While at Westminster, he received All-American Honors on both sides of the field, and was considered one of the most sought after athletes of his time. Larry Pugh was a four-year starter, a three-year all-conference player, and two-year NAIA All-America for Westminster College located at New Wilmington, Pennsylvania. The NAIA named Pugh All-America at offensive guard in 1962, and at defensive tackle in 1964. (He was second team All-America at offensive guard in 1963.) In his years, 1961–64, Westminster won four championships in the West Penn Conference. The Saturday Evening Post named Pugh one of the top three linemen in the East. He was Westminster captain in 1964. In that year Westminster had an 8–0 record and held opponents to 129 yards a game on defense.
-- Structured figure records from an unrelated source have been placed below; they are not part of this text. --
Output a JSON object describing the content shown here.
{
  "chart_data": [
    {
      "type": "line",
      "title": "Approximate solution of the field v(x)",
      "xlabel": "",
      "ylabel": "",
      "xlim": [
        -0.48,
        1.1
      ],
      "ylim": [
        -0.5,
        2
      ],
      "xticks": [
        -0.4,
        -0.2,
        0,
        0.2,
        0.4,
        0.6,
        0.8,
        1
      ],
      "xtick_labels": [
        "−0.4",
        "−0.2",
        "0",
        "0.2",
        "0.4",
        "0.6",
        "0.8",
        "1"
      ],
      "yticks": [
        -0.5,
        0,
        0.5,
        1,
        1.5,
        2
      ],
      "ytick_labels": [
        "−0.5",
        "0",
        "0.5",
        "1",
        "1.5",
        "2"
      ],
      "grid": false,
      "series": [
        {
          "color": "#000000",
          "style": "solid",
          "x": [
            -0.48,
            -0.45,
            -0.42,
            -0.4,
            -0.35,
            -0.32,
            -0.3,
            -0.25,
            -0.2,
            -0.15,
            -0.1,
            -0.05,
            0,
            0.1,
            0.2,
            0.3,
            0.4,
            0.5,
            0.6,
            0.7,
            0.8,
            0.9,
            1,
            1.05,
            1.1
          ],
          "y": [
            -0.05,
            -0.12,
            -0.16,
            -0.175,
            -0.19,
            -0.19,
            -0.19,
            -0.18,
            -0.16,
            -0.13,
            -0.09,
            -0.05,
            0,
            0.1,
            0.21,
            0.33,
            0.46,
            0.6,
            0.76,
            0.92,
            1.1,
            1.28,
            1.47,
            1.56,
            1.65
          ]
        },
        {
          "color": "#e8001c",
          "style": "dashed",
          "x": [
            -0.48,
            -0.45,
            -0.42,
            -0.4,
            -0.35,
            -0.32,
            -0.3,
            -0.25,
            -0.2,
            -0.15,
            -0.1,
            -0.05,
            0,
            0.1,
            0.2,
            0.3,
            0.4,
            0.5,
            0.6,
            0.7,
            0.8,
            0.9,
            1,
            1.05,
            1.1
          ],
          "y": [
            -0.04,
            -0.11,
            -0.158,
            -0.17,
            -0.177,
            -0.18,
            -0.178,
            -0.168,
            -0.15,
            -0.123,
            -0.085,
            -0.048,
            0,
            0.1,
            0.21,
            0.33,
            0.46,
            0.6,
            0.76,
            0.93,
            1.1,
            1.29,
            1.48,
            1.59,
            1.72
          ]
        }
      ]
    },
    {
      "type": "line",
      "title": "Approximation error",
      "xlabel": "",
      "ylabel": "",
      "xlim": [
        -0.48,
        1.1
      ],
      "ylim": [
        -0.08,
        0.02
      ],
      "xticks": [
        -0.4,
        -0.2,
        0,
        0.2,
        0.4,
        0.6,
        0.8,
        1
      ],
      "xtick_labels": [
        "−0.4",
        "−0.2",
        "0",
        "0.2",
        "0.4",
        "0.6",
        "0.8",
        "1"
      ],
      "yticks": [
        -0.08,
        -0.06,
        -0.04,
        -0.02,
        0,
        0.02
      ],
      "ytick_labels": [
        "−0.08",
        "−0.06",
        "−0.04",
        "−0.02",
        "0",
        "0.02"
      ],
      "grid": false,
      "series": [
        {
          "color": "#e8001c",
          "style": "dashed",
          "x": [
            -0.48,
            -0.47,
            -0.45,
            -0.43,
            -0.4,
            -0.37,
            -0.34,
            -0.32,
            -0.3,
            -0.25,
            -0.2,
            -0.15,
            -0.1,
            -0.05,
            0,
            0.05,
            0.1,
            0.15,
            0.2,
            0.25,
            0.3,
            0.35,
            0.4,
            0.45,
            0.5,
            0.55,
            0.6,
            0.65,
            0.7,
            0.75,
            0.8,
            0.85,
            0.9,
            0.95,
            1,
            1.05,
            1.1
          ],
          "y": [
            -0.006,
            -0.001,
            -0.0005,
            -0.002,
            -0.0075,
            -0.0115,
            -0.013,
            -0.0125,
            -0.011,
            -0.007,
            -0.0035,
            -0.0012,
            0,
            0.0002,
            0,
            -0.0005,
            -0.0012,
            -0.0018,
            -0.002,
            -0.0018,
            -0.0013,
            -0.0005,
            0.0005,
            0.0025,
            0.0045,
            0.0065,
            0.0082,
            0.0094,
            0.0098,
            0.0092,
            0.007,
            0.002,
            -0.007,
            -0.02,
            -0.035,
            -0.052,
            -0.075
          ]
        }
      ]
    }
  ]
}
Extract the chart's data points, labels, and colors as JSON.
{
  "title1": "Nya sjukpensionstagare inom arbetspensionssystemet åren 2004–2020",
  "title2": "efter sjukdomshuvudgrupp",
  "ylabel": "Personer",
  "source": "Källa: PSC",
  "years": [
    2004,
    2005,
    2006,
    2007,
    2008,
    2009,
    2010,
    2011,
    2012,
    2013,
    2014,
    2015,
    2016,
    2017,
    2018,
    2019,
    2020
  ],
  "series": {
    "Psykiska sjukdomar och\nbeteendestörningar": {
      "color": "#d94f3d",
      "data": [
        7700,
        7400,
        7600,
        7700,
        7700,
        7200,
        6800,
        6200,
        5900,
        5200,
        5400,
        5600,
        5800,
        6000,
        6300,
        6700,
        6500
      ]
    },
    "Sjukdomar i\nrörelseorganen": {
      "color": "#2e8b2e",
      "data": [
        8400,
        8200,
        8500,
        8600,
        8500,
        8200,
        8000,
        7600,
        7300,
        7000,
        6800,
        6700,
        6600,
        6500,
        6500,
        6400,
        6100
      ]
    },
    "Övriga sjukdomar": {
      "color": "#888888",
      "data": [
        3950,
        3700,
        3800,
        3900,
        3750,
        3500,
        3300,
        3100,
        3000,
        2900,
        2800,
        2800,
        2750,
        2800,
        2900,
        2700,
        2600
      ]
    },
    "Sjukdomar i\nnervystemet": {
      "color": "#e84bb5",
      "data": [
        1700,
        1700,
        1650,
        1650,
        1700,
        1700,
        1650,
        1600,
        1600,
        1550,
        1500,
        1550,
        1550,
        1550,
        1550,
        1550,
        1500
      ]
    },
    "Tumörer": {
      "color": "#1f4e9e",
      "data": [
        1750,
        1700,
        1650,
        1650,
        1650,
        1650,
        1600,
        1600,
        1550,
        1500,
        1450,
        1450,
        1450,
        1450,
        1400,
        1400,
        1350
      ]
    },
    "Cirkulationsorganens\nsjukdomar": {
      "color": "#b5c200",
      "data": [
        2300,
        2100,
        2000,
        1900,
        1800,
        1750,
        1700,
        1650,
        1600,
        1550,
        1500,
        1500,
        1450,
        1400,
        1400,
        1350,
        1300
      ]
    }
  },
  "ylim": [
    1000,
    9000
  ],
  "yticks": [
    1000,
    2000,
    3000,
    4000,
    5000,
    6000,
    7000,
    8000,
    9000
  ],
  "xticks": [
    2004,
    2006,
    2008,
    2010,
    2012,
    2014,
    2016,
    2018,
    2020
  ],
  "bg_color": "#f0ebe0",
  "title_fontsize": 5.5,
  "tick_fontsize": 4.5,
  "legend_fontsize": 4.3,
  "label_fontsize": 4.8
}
This gave Westminster the third best ranking on defense among all small college teams. Larry Pugh entered the College Football Hall of Fame in 1998 with a strong class of professional athletes including Johnny Roland, Danny White, Randy Gradishar, Bo Jackson, Brad Budde and Pittsburgh Steeler Donnie Shell.

==Post–college==
Larry Pugh was drafted by the Cleveland Browns, where he eventually suffered a career ending knee injury. He spent the rest of his career as a highly regarded educator and coach in the New Castle Area school system. He currently resides in New Castle.